Emevî Devleti’nin güçlü halifelerinden Velid bin Abdülmelik (705–715), Bizans sınırında yer alan ve İslam-Bizans mücadelesi açısından hayati öneme sahip el-Cezire bölgesine kardeşi Mesleme bin Abdülmelik’i vali olarak atadı. Güvenilirliği, askeri dehası ve cesaretiyle tanınan Mesleme, göreve geldikten sonra kısa sürede bölgeyi askeri açıdan yeniden yapılandırmaya başladı.
KİNNESRİN’DEN HARRAN’A TAŞINAN MERKEZ
Mesleme bin Abdülmelik, valiliği döneminde el-Cezire’nin merkezi olan Kinnesrin’i yeterince stratejik bulmadı. Bu nedenle hem Bizans topraklarına yakınlığı hem de lojistik kolaylığı nedeniyle valilik merkezini Harran’a taşıdı. Harran’da kendisi için büyük bir saray inşa ettirdi ve burayı askeri karargâh hâline getirdi. Böylece Güneydoğu Anadolu, İslam ordularının Anadolu’ya açılan kapısı oldu.
BATTAL GAZİ: EFSANE KOMUTANIN EMRİNDE BİR KAHRAMAN
Mesleme’nin en önemli komutanlarından biri de, Türk ve İslam dünyasında destanlaşmış bir kahraman olan Battal Gazi idi. Gerçek adı Abdullah el-Battal olan Battal Gazi, Bizans üzerine düzenlenen seferlerde gösterdiği üstün cesaretle halk arasında bir efsaneye dönüştü.

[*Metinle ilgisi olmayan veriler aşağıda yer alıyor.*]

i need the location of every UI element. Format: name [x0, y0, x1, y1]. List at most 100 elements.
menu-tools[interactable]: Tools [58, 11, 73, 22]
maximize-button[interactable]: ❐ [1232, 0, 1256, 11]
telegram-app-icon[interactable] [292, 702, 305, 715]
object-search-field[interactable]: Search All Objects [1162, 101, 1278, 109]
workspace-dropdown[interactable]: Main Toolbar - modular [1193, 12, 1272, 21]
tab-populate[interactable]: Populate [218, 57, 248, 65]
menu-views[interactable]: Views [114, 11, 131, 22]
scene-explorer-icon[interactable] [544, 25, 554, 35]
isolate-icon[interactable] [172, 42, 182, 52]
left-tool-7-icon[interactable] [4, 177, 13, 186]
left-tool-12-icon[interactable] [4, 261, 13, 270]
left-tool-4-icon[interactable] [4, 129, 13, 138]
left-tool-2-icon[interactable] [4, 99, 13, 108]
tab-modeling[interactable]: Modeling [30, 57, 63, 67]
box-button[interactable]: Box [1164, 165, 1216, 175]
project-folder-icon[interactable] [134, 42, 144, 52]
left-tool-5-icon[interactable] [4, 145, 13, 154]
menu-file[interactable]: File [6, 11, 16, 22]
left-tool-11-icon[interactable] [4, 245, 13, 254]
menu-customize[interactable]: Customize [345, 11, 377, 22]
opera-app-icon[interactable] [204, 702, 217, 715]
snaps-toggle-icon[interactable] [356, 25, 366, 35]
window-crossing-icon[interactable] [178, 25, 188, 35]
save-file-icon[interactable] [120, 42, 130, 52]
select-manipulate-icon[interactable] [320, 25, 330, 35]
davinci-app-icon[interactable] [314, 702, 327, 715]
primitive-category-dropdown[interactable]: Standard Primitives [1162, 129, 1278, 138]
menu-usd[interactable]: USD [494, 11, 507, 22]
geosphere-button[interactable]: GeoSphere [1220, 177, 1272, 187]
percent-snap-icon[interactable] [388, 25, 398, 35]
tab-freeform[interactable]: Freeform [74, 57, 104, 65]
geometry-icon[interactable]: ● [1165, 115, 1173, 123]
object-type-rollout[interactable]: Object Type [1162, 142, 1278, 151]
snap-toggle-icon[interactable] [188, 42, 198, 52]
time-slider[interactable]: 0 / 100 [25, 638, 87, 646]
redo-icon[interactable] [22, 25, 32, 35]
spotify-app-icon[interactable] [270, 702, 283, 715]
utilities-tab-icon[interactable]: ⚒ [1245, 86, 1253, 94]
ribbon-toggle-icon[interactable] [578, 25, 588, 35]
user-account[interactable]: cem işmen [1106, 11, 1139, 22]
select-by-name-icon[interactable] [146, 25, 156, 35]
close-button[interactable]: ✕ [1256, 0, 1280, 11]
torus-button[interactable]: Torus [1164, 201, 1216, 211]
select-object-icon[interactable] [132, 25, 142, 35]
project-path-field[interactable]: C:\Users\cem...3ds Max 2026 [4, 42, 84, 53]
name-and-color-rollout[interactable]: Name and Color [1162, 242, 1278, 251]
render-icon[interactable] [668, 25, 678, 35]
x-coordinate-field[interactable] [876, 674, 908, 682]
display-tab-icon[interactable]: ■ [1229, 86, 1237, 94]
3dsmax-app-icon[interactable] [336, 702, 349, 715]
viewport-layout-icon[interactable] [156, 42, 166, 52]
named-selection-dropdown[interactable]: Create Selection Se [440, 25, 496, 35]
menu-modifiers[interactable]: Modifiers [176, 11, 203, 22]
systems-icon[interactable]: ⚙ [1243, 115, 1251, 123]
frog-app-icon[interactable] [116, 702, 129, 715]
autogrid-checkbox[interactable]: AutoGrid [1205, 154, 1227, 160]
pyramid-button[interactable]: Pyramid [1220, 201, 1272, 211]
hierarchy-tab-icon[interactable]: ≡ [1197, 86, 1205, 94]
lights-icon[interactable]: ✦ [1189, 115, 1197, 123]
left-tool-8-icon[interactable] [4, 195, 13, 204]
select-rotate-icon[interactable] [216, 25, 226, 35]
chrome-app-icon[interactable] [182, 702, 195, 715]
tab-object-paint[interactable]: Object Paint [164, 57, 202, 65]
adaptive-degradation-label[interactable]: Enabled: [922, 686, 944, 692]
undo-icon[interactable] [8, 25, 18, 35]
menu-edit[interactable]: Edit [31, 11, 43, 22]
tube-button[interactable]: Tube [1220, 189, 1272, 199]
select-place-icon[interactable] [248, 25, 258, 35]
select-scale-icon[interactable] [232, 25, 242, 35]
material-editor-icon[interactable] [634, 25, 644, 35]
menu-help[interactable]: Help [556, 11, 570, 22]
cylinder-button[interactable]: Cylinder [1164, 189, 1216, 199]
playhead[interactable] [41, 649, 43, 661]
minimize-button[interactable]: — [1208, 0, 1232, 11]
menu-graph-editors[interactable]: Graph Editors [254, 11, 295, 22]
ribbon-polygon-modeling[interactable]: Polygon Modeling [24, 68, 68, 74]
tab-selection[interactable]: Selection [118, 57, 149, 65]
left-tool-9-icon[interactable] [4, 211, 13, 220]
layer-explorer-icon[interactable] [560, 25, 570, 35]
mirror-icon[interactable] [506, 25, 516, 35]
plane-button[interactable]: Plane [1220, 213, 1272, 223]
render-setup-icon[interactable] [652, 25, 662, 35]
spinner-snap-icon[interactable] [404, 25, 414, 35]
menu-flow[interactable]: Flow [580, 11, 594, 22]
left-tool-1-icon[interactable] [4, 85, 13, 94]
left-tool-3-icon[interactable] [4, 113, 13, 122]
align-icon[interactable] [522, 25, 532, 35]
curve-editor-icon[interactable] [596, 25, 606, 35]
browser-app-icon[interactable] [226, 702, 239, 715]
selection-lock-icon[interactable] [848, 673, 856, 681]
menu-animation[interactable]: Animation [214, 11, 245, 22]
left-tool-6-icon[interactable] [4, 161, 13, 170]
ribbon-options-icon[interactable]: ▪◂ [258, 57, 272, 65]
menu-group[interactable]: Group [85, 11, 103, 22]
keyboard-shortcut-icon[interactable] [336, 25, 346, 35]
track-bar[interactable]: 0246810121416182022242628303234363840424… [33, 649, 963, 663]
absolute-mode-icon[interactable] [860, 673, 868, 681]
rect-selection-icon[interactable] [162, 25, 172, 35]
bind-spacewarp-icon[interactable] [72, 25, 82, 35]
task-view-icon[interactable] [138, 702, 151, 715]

Anadolu topraklarında birçok kaleyi fetheden bu kahraman, Mesleme’nin liderliğinde sayısız gazaya katıldı.
URFA VE HARRAN: ANADOLU’YA AÇILAN İSLAM KAPISI
Urfa ve Harran, Mesleme’nin stratejik hamleleriyle adeta İslam ordularının ileri karakollarına dönüştü. Harran’dan yönetilen seferlerle Bizans sınırları aşılırken, Urfa da lojistik ve askeri hareketlilik açısından kilit bir rol oynadı. Bölgedeki kabileler ve yerleşim yerleri İslam ordularının desteğini alarak, Anadolu içlerine uzanan İslam etkisinin taşıyıcısı oldular.
Mesleme bin Abdülmelik yalnızca başarılı bir komutan değil, aynı zamanda yetkin bir yöneticiydi. Yerel halkla kurduğu ilişkilerde sertlikten ziyade denge ve adaleti ön plana çıkardı. Hristiyan topluluklarla barış içinde bir yönetim sürdü ve bu da onun valilik döneminde bölgenin nispeten istikrarlı bir yapıya kavuşmasını sağladı.
Mesleme bin Abdülmelik’in Harran’ı merkez yapması, sadece dönemsel bir tercih değil, aynı zamanda tarihî bir kırılma noktasıydı. Bu kararla birlikte Harran, uzun yıllar boyunca İslam ordularının kuzeye açılan kapısı, valilerin ikametgahı ve Anadolu’ya yapılan seferlerin kalbi olarak kaldı. Bu dönem, Urfa ve çevresinin tarihsel kimliğini derinden etkileyen bir çağın başlangıcı oldu.